Dosen FH-Unib Sosialisasi Pendidikan Politik Bagi Pemilih Muda

Menyambut Pemilu Serentak 2024, para pengabdi dari Fakultas Hukum (FH) Universitas Bengkulu (Unib), pekan lalu bertempat di Kantor Desa Tapak Gedung Kabupaten Kepahiang Provinsi Bengkulu menggelar pengabdian bidang politik. 


Dimana 5 (lima) Dosen Fakultas Hukum Universitas Bengkulu yang mendapatkan bantuan pendanaan pengabdian masyarakat dengan skema Pembinaan. Kelima dosen tersebut, yaitu Ari Wirya Dinata, Whulandari, Pipi Susanti, Ari Elca Putera, dan Sonia Ivana.

Pengabdian masyarakat yang dilakukan bertajuk Demokrasi dan pemilu adalah salah satu pilar dari tridarma perguruan tinggi yang terdiri atas pendidikan, penelitian dan pengabdian. Tahun ini mengangkat tema demokrasi dan pemilu Tim Pengabdian dosen yang berasal dari bagian Hukum Tata Negara dan Hukum Administrasi ini mengadakan pengabdian bersama perangkat desa, karang taruna, pemuda dan ibu-ibu PKK.

Diketahui bahwa Indonesia adalah negara yang menganut prinsip kedaulatan rakyat, sebagaimana dituangkan dalam Pasal 1 ayat (2) UUD NRI 1945, yaitu kedaulatan berada ditangan rakyat dan dilaksanakan menurut Undang-Undang Dasar NRI 1945.

Salah satu wujud dan kristalisasi dari nilai-nilai demokrasi dimaksud adalah adanya penyelenggaraan pemilu sebagai sarana suksesi pemerintahan yang konstitusional. Pemilu sebagai medium pergantian kekuasaan eksekutif dan legislatif diselenggarakan secara regular sekali dalam lima tahun. Hajatanya ini yang kemudian dipahami sebagai pesta demokrasi.

Dimana masyarakat yang memiliki hak pilih menggunakan hak pilihnya untuk memilih presiden, wakil presiden, anggota DPR, DPRD provinsi, Kab/Kota, DPD hingga pemilihan kepala daerah, yaitu gubenur, bupati/walikota. Bahkan pasca putusan MK yang mengubah langgam pemilu yang terpisah antara legislatif dan eksekutif menjadi pemilu serentak yang menggabungkan keseluruhan pemilu dalam satu waktu. Pemilu seperti ini dikenal pula dengan istilah pemilu lima kotak. 

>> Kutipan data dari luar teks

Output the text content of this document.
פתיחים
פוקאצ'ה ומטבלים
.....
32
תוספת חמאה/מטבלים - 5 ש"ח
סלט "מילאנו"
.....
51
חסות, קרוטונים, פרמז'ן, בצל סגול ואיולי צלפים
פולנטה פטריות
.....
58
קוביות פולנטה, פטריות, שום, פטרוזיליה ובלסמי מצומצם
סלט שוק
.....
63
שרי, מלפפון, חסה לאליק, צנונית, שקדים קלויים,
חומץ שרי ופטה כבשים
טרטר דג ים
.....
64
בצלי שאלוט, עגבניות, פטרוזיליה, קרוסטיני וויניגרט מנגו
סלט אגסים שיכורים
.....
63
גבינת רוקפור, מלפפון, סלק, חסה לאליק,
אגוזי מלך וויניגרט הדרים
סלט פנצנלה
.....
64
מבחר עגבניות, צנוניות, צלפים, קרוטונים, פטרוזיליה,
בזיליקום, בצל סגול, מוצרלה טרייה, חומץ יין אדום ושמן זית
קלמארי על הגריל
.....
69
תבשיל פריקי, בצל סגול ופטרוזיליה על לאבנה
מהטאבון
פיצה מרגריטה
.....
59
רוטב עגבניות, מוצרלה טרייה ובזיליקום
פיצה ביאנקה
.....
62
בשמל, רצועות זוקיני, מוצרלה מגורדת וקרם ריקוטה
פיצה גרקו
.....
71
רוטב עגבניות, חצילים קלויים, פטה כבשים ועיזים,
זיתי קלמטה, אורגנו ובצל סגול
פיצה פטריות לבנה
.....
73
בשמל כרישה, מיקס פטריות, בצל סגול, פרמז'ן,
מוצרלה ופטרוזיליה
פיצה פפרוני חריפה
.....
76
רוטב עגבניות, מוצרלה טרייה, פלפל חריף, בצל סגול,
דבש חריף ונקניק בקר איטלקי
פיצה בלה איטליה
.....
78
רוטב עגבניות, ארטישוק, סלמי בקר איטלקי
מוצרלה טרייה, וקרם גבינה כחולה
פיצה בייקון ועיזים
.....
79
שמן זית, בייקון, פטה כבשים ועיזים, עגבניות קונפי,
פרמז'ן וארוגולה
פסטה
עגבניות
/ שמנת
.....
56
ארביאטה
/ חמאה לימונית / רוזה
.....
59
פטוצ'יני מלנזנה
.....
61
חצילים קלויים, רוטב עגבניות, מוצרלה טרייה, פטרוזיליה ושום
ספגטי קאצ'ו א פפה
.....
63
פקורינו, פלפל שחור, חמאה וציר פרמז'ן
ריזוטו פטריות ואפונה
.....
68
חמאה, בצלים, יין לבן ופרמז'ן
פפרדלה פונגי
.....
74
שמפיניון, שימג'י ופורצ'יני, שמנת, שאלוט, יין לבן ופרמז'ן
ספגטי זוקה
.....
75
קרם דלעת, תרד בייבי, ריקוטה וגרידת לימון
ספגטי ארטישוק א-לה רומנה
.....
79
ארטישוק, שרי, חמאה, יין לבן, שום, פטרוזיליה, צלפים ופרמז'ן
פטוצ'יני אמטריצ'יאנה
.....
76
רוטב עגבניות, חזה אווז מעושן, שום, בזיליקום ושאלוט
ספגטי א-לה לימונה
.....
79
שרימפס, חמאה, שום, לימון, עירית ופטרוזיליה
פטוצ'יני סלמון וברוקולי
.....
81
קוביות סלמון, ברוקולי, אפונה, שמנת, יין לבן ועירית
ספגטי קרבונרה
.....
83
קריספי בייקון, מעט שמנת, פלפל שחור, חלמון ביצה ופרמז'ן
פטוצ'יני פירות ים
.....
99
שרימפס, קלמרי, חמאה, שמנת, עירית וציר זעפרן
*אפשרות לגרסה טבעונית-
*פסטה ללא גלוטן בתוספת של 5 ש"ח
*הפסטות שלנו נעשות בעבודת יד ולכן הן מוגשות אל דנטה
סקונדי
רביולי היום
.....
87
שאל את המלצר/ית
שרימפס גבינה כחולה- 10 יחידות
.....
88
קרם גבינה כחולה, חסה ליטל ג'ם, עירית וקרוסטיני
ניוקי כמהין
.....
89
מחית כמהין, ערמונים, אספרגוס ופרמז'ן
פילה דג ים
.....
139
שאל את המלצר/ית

Dalam Undang-Undang Dasar Negara Republik Indonesia 1945, menjelaskan dalam Pasal 22 mengenai asas dalam pemilu yaitu langsung, Umum, Bebas, Rahasia, Jujur dan Adil atau dikenal dengan istilah (LUBER & JURDIL). 

Untuk memastikan penyelenggaraan pemilu sesuai asas tersebut maka dibentuk lembaga yang disebut dengan Komisi Pemilihan Umum (KPU ) sebagai penyelenggara, Badan Pengawas pemilu (BAWASLU) sebagai pengawas atas kinerja peserta dan penyelenggara pemilu dan DKPP atau Dewan Kehormatan Penyelenggara Pemilu yaitu lembaga yang kemudian berwenang menindak etika penyelenggara yaitu anggota KPU dan anggota Bawaslu manakala bertentangan dengan etika penyelenggaraan pemilu dan peraturan perundang-undangan yang berlalu Penyelenggaraan pemilu dilaksanakan menurut Undang-Undang Nomor 7 Tahun 2017 tentang Pemilu. 

Dalam penyelenggaraan Pemilu kerap kali terjadi berbagai pelanggaran dan kejahatan pemilu. pelanggaran dan kejahatan pemilu tentunnya merusak keadilan substantif yang hendak dicapai dari pelaksanaan pemilu itu sendiri. 

Kecurangan prosedural dapat terjadi disetiap tahapan pemilu bahkan kadangkala melibatkan masyarakat umum. Jamak didengar masyarakat seringkali menjadi objek dari para calon legislatif dan partai politik untuk diiming-imingkan melalui politik uang. Bahkan lebih parahnya fenomena politik identitas dan SARA kerapkali digunakan oleh partai politik untuk menjatuhkan pasangan calon lain yang melibatkan publik dalam konflik horizontal tersebut. Hingga melakukan penyebaran berita bohong (HOAX), akibatnya dapat memunculkan konflik ditengah-tengah masyarakat. 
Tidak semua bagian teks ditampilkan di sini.